Philomène - (Pause) Et donc, à ton avis, comment est-ce que le recruteur perçoit
le candidat ? Si tu devais te mettre à la place du recruteur…
Juliette - Alors je pense que c’est… Enfin voilà, le recruteur c’est un être humain,
je pense que voilà, déjà en voyant le CV, on va apprendre des choses : la photo, les
expériences, tu pars avec quand même un idées, avec aussi les réseaux sociaux, par
exemple aller sur la page Facebook, ça c’est des choses facilement… Sur Facebook,
aller voir des photos, les centres d’intérêt, donc le RH quand même il peut se faire une
idée beaucoup plus globale que professionnelle, sur le candidat. Et du coup il va plus
rentrer dans des considérations personnelles que professionnelles, à se dire « ah mais il
aime ça, ah mais en fait c’est un « beauf » entre guillemets ». Parce que ça c’est des
choses que j’ai pu entendre en fait, les stagiaires qui étaient avec moi justement en RH
et qui disaient « ah non mais lui du coup on a vu son CV qui était très bien, on est allés
voir sur Facebook, on s’est rendus compte que c’était un beauf », voilà je reprends les
termes. Et du coup ça allait pas du tout aller avec l’entreprise, on avait trop peur que,
par rapport à l’équipe où il devait être intégré, ça passe pas du tout.
Philomène - Ça peut permettre d’évaluer la personnalité, les valeurs aussi…

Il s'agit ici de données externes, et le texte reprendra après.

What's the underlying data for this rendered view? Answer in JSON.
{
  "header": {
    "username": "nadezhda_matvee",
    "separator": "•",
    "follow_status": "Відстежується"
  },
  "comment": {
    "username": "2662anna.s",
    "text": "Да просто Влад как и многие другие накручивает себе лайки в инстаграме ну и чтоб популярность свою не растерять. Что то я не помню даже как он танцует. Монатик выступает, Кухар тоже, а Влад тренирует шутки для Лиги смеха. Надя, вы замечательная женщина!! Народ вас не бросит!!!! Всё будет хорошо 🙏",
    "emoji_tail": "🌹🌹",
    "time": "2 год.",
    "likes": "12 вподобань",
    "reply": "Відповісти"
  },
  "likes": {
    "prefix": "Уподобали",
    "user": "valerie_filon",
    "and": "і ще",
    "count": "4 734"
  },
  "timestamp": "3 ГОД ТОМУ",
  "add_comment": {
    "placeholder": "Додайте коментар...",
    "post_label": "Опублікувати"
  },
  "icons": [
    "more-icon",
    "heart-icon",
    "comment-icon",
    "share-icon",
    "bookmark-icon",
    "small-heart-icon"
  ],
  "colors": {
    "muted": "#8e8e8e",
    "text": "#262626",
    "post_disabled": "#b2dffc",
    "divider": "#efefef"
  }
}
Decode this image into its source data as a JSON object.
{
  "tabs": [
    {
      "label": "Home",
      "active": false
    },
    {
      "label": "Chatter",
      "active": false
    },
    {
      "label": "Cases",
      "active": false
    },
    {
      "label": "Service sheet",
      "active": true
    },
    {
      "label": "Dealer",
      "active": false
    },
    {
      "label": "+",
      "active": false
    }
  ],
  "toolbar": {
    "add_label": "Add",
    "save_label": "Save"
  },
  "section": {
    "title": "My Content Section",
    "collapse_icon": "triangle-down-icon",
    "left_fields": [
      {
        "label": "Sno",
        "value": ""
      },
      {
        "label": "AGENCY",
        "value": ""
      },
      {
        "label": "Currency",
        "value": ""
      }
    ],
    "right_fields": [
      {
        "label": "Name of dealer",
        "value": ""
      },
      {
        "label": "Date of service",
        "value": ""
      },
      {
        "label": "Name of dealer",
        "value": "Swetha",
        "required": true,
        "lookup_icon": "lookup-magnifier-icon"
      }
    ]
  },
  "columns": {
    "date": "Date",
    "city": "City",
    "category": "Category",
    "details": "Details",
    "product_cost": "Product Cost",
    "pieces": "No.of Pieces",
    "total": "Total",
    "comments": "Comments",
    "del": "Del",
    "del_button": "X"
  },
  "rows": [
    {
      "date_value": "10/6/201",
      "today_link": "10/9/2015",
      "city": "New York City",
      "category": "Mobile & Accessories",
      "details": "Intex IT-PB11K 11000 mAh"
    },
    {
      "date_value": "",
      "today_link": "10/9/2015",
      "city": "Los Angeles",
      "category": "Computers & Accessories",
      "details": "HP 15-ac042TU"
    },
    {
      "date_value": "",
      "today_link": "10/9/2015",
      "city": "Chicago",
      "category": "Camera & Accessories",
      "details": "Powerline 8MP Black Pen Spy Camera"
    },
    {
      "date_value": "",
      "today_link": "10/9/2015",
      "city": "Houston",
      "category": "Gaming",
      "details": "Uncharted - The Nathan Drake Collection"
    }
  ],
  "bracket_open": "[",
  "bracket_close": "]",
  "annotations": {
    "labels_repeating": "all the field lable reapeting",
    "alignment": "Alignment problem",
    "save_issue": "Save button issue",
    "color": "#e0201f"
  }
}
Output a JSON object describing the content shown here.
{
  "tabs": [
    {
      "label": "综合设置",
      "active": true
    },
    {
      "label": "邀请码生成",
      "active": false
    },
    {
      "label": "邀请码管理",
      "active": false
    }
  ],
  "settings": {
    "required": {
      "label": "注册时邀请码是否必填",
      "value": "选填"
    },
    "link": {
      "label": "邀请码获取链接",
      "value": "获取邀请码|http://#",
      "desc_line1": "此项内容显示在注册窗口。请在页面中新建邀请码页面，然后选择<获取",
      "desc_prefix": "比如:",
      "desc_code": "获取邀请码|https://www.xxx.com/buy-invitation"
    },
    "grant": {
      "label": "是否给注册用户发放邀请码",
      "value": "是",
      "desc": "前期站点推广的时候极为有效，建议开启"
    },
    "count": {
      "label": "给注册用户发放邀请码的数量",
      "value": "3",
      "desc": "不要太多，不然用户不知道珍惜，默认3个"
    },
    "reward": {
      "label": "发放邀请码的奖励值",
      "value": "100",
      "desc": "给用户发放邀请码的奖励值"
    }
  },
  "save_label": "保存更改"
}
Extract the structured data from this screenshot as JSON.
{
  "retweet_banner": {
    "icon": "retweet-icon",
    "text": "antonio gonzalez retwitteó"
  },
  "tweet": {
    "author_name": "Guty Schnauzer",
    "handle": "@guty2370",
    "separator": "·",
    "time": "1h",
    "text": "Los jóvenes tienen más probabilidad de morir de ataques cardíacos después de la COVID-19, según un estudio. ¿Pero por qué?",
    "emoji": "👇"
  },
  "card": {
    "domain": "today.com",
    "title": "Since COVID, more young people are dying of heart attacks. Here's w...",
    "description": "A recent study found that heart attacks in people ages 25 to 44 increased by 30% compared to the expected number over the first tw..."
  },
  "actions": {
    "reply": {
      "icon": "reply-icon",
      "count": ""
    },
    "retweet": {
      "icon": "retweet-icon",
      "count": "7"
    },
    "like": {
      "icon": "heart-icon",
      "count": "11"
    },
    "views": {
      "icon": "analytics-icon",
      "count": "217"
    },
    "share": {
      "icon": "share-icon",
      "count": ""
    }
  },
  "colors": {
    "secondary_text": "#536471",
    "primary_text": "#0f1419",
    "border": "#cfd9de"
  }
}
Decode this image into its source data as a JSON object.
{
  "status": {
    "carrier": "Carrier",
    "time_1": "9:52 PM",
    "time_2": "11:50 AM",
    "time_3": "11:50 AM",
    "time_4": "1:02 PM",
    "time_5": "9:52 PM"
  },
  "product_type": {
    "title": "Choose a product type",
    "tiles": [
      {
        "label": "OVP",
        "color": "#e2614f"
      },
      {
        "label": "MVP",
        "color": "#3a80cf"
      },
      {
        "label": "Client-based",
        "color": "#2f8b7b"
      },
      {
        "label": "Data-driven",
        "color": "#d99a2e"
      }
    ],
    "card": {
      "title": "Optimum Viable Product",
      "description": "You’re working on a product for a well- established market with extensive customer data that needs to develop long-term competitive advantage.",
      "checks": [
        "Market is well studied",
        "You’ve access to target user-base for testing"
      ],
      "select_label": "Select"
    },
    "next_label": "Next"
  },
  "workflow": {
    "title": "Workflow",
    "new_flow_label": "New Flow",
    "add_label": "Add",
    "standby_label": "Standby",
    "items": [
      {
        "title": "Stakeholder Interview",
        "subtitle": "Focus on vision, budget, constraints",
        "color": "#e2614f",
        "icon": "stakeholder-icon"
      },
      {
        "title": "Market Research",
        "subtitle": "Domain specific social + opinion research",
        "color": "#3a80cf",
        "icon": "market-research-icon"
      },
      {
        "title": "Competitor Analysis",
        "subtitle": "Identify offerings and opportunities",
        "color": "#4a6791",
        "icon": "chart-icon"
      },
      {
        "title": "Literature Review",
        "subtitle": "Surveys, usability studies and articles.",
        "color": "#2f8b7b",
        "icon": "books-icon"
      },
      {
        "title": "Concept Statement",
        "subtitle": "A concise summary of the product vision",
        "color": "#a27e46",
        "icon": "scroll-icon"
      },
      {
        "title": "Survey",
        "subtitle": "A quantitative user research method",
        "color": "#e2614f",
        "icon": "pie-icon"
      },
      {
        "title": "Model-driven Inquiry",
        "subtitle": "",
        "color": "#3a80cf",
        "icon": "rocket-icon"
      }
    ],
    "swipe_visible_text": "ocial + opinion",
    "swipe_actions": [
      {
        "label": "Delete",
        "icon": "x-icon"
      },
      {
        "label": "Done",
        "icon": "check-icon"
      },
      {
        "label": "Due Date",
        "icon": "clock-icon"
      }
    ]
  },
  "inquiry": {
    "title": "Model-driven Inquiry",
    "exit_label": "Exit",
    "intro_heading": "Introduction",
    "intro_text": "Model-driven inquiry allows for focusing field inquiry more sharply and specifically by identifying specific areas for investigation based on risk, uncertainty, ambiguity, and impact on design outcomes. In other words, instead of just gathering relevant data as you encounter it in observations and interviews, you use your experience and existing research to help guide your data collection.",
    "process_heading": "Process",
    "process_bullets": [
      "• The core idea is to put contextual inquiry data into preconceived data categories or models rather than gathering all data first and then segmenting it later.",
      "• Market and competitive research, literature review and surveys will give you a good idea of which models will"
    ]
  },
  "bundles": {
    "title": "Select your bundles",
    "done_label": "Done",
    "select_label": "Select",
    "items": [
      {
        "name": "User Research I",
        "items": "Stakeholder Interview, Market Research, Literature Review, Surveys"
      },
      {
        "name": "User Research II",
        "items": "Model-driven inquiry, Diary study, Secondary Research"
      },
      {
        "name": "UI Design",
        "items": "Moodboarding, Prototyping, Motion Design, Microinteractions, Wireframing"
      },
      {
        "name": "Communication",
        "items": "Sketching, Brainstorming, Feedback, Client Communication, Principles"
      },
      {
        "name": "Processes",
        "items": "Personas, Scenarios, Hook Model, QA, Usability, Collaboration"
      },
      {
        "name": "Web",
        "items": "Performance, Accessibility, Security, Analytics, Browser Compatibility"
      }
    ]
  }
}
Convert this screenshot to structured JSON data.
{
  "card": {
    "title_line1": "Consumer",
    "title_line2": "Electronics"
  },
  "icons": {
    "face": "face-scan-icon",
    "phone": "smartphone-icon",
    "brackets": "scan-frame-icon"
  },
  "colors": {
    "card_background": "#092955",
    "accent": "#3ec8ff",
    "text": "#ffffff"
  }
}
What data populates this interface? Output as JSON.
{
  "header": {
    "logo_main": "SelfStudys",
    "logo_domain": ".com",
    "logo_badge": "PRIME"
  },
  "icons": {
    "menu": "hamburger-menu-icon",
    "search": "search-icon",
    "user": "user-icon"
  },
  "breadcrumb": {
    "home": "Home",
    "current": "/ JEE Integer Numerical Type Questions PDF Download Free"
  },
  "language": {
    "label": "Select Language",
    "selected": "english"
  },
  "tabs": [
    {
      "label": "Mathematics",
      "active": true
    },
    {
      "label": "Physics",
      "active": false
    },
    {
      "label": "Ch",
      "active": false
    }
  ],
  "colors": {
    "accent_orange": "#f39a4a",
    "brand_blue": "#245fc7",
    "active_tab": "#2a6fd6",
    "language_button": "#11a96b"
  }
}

Juliette - Voilà, je pense que c’est même mieux qu’un entretien voilà de
personnalité, c’est pas vos qualités et vos défauts, des questions qu’on voit et qu’on
revoit. Là s’il passe directement bah les gens sur les réseaux sociaux, une page
Facebook, une photo, voilà, euh, un peu particulière, on sait rapidement les centres
d’intérêt, les groupes… Tout est indiqué et je pense qu’on sait toujours plus de la
personne comme ça que… par la procédure classique.
Philomène - C’est un autre cadre en fait. On n’est pas les mêmes personnes en
entretien que sur Facebook.
Juliette - Oui, voilà. Certainement pas…
Philomène - C’est un peu à double-tranchant, parce qu’on va pas non plus être la
personne sur les réseaux sociaux que dans la vie professionnelle…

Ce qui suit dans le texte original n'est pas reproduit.